In a move that always stirs controversy and can enflame international relations President Evo Morales, of Bolivia, has moved to nationalize the energy sector by overtaking the largely Spanish owned company, Electropaz. President Morales has accused the Iberdrola, the company based in Spain that owns the majority of Electropaz, of charging artificially high prices to residents in rural areas of the country. Morales argues that under the constitution this move is permissible by acting in the public’s interest.

Spain is dismayed by this move, of course, and believes this move has deeper implications then just the government takeover of Electropaz. The Spanish believe this sets a precedent that will deter future investment in Bolivian companies from specifically the Spanish but also the rest of the world. John Clancy, the European Trade Commission’s spokesperson remarked, “Actions like this one necessarily send a negative signal to international investors over the business and investment climate in Bolivia.”  These concerns arise whenever a government decides to take control of a company or an industry and the international community usually meets it with universal distain for the impact it has on investor confidence.

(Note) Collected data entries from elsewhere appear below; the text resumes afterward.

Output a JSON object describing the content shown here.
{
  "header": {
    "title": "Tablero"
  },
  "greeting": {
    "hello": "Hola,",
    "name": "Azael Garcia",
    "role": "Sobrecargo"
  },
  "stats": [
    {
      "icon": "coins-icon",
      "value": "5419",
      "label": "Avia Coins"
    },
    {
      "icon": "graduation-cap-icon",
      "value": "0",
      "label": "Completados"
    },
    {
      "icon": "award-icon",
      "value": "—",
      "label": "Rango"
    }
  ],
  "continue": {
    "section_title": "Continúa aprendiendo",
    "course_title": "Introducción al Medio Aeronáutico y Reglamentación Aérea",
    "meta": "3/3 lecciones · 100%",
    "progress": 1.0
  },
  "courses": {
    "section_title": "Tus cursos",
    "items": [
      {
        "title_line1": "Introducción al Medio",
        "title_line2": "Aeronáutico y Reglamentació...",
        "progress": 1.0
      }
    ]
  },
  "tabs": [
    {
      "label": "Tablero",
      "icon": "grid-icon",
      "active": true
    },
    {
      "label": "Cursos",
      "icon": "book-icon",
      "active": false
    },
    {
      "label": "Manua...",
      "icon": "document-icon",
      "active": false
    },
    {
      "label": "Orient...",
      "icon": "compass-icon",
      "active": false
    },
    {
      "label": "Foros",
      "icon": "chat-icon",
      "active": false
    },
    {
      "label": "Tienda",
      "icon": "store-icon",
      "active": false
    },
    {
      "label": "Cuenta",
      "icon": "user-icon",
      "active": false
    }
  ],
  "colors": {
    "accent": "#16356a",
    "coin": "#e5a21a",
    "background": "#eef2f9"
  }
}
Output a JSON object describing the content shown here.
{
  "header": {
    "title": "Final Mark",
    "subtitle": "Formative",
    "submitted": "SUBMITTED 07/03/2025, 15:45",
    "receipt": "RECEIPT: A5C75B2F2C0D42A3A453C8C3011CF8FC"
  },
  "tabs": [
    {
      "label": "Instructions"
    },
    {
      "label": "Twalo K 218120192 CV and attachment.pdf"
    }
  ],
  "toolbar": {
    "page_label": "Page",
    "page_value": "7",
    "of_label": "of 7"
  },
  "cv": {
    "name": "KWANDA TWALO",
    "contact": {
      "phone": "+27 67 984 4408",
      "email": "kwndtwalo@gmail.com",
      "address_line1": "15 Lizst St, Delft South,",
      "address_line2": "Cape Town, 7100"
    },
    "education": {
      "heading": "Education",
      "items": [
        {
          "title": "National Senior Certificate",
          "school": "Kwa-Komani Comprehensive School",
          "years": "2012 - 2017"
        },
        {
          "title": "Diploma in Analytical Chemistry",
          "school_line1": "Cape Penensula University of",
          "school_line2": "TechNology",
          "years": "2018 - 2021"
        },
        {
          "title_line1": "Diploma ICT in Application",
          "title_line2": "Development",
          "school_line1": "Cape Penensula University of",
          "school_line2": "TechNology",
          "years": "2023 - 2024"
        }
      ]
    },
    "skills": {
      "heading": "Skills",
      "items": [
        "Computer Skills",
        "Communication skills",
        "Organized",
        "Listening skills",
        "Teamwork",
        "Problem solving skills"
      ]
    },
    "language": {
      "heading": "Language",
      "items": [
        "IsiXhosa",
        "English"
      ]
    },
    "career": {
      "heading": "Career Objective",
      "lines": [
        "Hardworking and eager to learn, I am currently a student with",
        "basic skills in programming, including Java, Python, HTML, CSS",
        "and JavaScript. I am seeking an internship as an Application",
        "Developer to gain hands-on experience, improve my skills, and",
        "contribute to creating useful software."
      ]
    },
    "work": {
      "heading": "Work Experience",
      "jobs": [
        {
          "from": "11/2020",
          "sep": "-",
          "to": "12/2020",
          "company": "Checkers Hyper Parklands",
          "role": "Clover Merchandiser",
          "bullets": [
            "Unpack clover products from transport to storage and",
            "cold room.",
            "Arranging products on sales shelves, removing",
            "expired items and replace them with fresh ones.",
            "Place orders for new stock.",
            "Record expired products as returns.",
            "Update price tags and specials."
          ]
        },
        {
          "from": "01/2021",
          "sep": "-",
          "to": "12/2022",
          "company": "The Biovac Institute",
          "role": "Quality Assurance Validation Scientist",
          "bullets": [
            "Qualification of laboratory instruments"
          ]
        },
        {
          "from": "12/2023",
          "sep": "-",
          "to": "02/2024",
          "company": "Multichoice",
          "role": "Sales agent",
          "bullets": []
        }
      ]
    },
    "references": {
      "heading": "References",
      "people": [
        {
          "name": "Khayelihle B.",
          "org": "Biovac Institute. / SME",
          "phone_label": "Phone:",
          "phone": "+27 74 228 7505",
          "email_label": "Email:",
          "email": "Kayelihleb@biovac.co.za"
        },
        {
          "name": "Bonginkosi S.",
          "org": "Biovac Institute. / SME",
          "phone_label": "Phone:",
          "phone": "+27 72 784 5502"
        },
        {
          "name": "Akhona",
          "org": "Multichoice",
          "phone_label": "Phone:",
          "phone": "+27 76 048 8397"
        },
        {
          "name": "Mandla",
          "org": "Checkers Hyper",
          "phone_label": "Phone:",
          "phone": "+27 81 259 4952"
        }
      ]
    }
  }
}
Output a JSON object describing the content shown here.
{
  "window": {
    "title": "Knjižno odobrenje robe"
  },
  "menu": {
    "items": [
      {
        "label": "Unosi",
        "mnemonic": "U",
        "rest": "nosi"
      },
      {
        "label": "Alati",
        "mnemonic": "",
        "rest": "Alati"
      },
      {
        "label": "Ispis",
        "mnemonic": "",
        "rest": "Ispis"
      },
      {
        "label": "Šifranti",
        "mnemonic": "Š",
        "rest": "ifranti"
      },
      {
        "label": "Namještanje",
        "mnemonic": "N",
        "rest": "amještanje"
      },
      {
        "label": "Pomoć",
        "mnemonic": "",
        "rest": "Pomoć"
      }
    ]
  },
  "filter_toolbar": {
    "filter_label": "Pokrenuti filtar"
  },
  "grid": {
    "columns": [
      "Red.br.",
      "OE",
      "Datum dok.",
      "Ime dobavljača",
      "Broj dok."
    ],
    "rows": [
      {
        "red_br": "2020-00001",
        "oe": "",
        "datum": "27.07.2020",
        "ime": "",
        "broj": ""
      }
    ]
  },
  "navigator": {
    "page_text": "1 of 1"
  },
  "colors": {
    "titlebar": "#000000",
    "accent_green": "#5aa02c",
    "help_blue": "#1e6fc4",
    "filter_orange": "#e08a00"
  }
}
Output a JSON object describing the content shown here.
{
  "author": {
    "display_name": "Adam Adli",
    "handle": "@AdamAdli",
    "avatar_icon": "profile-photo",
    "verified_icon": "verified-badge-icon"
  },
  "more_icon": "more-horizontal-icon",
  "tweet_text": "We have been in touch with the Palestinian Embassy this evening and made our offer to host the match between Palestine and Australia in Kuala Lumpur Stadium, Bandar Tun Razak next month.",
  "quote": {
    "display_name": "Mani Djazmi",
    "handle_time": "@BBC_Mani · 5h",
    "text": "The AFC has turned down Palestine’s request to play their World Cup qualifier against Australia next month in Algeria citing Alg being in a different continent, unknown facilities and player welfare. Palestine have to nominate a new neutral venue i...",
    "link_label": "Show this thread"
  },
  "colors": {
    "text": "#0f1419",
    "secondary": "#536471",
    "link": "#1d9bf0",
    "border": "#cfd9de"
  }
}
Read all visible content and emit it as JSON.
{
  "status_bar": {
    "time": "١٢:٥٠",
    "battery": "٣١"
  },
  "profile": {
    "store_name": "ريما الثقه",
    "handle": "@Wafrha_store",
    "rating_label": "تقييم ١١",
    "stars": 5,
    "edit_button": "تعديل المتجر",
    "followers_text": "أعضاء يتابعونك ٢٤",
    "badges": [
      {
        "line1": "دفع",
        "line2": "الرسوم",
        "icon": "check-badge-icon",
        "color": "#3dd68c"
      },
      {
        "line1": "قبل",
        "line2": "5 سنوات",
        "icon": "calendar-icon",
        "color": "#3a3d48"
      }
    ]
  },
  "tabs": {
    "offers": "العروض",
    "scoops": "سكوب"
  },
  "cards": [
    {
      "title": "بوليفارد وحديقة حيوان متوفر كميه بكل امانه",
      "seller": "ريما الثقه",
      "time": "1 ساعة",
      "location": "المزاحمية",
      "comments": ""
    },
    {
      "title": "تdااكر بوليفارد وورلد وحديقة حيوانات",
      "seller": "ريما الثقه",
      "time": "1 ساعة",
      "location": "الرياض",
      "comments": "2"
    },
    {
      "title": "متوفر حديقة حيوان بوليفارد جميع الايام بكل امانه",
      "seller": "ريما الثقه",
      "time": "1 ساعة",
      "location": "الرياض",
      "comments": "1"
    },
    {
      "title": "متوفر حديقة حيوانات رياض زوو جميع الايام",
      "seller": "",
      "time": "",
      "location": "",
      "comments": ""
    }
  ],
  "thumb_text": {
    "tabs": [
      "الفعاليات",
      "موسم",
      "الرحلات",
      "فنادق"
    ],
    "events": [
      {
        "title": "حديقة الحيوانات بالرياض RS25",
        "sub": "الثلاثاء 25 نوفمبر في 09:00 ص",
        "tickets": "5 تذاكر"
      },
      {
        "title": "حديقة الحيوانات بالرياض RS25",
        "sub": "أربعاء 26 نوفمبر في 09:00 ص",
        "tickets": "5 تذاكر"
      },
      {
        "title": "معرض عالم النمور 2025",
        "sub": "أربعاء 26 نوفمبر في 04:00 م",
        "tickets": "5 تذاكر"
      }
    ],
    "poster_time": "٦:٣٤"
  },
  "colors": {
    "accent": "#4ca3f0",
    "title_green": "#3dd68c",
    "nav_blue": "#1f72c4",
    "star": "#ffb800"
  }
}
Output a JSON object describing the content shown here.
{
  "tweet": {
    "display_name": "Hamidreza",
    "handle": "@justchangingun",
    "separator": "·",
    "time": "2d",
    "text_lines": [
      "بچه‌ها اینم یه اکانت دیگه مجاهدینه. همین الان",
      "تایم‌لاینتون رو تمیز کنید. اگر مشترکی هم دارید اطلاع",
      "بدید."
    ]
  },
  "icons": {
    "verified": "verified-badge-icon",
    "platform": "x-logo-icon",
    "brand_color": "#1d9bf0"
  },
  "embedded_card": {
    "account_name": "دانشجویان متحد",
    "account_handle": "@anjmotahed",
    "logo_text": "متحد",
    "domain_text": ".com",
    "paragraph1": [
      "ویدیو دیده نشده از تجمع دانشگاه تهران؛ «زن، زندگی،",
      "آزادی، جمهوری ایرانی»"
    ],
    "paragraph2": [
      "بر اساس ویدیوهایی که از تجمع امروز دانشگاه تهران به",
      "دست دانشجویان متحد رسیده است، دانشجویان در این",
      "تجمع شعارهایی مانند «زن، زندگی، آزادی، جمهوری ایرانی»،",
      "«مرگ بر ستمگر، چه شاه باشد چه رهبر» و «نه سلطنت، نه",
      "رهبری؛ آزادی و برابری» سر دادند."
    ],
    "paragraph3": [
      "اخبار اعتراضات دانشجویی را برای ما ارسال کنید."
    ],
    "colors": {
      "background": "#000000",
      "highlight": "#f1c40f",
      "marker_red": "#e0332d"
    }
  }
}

Where does this leave Bolivia? The negativity surrounding these types of circumstances usually falls most heavily on the country who nationalizes a company or industry. This makes global investors weary about a country and its leadership and as a consequence slows the amount of foreign investment in the country. For a country like Bolivia who could really use the investment this can have major side effects. While the move may be seen as positive among the working class and politically popular the ramifications could hurt Bolivia’s attractiveness as an investment long into the future. That may prove to cost a lot more then Bolivia expects.